É típico do ser fascista a mediocridade. Não há fascista que não seja, antes de tudo, um medíocre. Porém, não basta apenas ser, é preciso se identificar como tal. É na passagem entre “ser” e “se reconhecer como isto que se é” que o proto-fascista emerge violentamente. Pois, ele não quer ser chamado pelo o que é. Na verdade, considera a constatação de seu ser uma afronta pessoal, um desaforo. Veja-se o caso do interino que se tornou permanente: ele não quer ser chamado pelo que é: GOLPISTA.

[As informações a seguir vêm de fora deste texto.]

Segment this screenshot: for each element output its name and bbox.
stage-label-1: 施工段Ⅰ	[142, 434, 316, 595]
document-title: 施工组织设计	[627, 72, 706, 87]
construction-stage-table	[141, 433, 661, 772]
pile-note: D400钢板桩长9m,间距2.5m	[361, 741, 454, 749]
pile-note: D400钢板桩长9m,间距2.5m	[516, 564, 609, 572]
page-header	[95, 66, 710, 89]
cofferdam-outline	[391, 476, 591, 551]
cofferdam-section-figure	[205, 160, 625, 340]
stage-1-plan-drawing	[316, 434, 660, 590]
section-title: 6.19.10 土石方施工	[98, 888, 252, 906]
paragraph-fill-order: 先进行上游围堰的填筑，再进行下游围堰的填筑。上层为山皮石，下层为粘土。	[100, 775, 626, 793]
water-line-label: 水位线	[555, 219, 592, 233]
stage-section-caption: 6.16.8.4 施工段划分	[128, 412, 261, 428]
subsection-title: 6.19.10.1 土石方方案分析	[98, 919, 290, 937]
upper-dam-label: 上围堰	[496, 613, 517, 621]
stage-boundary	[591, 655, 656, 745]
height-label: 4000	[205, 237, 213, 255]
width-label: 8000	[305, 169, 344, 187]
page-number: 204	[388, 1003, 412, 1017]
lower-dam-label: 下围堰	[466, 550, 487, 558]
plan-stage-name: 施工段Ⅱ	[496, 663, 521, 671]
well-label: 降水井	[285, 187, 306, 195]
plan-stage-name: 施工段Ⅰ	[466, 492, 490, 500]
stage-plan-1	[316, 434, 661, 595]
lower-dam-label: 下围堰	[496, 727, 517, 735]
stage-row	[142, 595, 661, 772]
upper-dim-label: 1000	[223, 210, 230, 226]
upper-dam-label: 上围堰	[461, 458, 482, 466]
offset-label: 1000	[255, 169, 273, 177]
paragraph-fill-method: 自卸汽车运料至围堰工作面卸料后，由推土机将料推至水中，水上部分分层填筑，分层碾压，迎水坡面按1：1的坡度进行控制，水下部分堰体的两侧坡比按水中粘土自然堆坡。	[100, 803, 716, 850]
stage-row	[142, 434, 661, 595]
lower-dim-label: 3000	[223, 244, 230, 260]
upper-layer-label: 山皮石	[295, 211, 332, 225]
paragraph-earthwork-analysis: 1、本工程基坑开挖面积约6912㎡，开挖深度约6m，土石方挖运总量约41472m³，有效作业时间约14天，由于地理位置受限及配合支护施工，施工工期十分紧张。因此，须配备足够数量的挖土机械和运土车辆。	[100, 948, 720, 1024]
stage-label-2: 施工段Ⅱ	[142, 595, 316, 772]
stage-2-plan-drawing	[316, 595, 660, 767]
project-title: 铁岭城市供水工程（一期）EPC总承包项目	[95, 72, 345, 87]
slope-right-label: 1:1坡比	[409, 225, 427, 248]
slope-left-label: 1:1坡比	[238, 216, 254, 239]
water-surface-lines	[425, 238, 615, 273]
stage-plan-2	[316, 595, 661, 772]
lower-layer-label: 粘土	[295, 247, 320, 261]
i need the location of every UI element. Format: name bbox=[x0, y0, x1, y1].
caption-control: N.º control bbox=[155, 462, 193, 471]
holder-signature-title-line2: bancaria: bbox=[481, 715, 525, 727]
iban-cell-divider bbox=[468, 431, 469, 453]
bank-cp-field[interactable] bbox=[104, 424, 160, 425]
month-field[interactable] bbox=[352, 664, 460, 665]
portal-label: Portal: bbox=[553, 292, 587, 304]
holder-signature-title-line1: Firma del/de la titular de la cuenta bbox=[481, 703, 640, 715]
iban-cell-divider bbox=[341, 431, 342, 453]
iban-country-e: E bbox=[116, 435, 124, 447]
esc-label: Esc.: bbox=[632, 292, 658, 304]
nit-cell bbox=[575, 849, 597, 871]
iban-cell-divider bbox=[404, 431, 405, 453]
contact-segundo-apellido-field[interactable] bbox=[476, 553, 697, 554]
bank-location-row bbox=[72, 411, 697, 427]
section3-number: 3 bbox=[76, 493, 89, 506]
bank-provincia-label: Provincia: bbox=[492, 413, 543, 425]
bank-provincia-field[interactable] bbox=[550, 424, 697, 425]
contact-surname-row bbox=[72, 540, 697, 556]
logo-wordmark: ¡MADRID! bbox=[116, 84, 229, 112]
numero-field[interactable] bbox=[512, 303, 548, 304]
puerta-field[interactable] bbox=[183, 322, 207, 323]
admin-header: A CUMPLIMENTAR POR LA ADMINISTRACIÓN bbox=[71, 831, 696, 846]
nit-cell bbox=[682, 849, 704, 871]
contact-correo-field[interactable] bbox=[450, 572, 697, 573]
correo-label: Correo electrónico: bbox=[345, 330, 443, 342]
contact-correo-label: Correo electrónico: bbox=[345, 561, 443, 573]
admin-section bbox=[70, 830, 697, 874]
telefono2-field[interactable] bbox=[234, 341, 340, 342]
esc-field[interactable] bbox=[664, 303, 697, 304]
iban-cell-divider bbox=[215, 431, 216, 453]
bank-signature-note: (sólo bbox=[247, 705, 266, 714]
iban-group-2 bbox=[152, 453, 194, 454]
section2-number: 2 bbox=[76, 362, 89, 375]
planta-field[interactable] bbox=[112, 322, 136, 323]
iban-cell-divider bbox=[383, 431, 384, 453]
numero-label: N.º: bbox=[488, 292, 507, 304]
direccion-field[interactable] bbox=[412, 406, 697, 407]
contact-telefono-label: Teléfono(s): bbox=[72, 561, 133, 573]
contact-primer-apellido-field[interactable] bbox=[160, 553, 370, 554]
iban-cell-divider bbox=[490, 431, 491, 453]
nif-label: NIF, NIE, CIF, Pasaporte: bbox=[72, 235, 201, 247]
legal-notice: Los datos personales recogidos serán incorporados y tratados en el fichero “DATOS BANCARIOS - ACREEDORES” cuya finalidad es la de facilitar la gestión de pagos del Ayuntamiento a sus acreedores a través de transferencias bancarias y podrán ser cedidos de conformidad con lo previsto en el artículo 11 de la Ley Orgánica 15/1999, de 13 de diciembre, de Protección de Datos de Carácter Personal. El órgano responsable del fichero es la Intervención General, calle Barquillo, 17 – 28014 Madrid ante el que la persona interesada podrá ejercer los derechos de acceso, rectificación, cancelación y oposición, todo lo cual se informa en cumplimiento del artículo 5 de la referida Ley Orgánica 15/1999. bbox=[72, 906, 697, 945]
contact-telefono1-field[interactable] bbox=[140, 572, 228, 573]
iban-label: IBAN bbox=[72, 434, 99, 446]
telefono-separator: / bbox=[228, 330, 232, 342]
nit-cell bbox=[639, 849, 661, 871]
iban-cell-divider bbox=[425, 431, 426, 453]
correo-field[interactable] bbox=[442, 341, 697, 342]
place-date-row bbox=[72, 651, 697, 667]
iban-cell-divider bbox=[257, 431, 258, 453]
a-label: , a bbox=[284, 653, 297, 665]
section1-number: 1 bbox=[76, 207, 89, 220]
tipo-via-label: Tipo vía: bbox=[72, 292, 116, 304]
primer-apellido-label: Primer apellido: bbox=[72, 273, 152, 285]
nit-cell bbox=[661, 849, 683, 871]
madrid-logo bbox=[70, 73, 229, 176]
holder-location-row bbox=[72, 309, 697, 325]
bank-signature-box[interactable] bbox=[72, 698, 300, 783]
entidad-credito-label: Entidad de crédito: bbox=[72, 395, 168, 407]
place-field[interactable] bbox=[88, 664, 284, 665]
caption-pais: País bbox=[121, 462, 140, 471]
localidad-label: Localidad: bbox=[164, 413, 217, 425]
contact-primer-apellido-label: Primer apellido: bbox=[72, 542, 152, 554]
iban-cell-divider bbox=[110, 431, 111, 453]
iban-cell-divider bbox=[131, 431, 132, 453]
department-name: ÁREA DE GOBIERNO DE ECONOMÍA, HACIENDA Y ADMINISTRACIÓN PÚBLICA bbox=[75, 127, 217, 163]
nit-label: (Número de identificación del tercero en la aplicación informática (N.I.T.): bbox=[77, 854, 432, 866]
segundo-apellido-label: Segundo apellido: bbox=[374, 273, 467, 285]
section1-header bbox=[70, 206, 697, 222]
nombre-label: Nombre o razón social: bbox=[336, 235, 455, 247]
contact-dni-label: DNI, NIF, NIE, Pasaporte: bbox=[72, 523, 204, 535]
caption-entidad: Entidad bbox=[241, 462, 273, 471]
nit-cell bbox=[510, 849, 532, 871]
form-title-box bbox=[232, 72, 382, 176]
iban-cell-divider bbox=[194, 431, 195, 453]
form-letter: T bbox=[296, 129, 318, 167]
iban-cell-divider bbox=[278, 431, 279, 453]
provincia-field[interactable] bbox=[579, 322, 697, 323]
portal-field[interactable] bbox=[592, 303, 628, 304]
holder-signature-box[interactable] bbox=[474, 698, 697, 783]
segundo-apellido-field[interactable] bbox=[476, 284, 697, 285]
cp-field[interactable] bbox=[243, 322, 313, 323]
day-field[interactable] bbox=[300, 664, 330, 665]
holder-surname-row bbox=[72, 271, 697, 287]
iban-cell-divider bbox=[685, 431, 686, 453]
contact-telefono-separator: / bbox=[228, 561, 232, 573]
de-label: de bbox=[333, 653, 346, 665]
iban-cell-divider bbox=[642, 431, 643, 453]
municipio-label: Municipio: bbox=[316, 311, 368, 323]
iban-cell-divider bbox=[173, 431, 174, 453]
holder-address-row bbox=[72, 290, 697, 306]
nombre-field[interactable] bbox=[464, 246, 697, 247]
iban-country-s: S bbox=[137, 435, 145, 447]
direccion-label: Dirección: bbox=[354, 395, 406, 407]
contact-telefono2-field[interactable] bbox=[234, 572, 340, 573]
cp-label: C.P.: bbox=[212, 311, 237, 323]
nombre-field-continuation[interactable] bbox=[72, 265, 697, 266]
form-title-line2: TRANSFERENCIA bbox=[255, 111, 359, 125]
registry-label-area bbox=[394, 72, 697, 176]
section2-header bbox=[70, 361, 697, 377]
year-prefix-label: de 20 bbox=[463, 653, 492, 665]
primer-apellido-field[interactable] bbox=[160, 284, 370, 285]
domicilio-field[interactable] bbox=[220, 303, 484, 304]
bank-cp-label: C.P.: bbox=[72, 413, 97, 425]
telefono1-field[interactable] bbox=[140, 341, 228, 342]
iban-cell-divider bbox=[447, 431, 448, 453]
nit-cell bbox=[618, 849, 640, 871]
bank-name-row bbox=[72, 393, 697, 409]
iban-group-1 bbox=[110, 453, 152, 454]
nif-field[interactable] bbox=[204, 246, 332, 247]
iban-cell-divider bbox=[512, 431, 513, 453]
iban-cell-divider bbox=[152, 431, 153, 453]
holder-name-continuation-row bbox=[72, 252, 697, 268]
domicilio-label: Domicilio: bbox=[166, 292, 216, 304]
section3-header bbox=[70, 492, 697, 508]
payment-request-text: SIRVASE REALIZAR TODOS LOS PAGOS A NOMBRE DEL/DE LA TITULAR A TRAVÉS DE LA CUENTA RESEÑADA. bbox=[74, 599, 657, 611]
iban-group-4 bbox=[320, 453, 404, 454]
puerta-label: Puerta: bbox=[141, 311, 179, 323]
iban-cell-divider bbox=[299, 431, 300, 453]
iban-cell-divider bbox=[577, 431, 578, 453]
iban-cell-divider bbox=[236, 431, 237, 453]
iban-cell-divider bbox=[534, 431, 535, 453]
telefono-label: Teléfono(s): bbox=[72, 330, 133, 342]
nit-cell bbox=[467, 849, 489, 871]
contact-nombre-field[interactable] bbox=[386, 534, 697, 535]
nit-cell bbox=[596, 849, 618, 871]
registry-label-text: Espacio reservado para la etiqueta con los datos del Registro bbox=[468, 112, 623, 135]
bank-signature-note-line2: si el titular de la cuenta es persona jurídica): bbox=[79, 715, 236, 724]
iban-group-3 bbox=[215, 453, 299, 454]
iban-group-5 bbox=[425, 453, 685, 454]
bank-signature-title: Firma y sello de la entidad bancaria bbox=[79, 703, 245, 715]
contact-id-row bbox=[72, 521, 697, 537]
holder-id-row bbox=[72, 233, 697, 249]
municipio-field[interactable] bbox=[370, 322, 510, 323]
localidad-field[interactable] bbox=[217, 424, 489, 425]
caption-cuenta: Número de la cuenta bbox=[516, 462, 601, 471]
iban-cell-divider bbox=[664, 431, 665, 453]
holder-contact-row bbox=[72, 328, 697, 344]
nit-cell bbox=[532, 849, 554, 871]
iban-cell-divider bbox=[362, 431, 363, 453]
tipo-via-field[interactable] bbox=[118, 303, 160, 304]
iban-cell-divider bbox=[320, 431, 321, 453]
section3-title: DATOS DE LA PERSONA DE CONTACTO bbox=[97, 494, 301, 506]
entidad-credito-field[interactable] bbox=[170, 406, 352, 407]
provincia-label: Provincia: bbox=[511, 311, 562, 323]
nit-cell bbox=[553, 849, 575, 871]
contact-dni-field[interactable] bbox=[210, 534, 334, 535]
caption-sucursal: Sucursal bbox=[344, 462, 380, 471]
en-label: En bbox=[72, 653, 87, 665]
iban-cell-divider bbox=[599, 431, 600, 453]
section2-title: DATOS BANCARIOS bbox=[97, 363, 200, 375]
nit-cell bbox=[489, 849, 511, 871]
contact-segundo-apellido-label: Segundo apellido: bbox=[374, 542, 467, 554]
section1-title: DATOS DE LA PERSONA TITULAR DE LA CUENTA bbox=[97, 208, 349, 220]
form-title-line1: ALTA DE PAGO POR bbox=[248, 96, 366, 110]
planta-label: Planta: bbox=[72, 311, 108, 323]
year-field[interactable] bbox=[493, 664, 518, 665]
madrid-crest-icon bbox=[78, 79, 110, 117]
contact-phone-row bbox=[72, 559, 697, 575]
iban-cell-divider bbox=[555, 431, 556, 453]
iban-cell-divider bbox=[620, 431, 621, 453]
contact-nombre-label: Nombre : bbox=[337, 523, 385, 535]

O modo fascista de esconder sua mediocridade inerente apela sempre ao mundo da cultura, do conhecimento formal, das belas artes e das letras. Em outros termos, apela-se à erudição e ao gosto artístico de um certo bom fruidor. Continuemos, então, com o mesmo exemplo, porém outro caso. O caso do elogio das mesóclises, algo que qualquer um satisfatoriamente alfabetizado pode realizar. Somente alguém muito medíocre para ostentar um simples recurso discursivo como símbolo de distinção; e, somente outro medíocre o aplaudiria por isso. Dir-se-ia, no adágio da sabedoria popular, que compreende a natureza das relações sem precisar de mesóclises: “não sem motivo um gambá cheira outro”. Talvez o gosto das mesóclises seja um ato falho do inconsciente medíocre, que sempre o remete ao seu lugar natural: o meio. Mas, continuemos ainda com o mesmo exemplo personalizado, e em um caso semelhante. O bom gosto estético é desprovido de qualquer relação de caráter moral: o belo e o certo não são configurados sem qualquer laço de reciprocidade. Não esqueçamos, os fascistas históricos eram grandes admiradores das artes. No caso de agora, o ex-interino, que além de um amante das artes é também poeta (pelo menos é o que dizem) propõe a esdrúxula medida da redução dos gastos públicos por 20 anos, um medida não apenas cruel, mas desumana. Como nos fascistas de ontem; nos fascistas de hoje, a maldade e a beleza podem conviver lado a lado, sem maiores dificuldades.
Ademais, passando do campo do estético ao ético, veja-se que o fascista para esconder o vácuo do valor moral de suas ações, vácuo causado pela mediocridade, remete o fundamento de suas ações, não apenas aquelas de fórum privado, mais principalmente as ações feitas na esfera pública, à Deus e à família. Medíocre que é, o fascista não se responsabiliza por suas próprias ações. Caso mais exemplar disso pode ser medido na ínclita professora e egrégia advogada do golpe, que muitas vezes nos aparece como uma personagem tragicômica de uma bufa encenação barroca. Gesticulando como o rábula da província: sempre a defender ou acusar, pois vê em toda oportunidade de fala a chance de um cliente novo. Certamente, sua gesticulação (não podemos esquecer que o gesto é um dos signos mais expressivo que os fascistas se utilizam) cinicamente passional, que vai da aparente temperança ao fingindo furor em um átimo, como se sempre estivesse perante um júri de tribunal, é a expressão máxima de sua faceta fascista que se alinha perfeitamente ao discurso. Gesto e palavra se unem para dar a forma dos atos. Mas, é no conteúdo do discurso que se confirma a forma. Quando na tribuna do senado ela atribuiu à Deus a “formação de um complô”; e, depois disse que fazia tudo aquilo por “seus netos”.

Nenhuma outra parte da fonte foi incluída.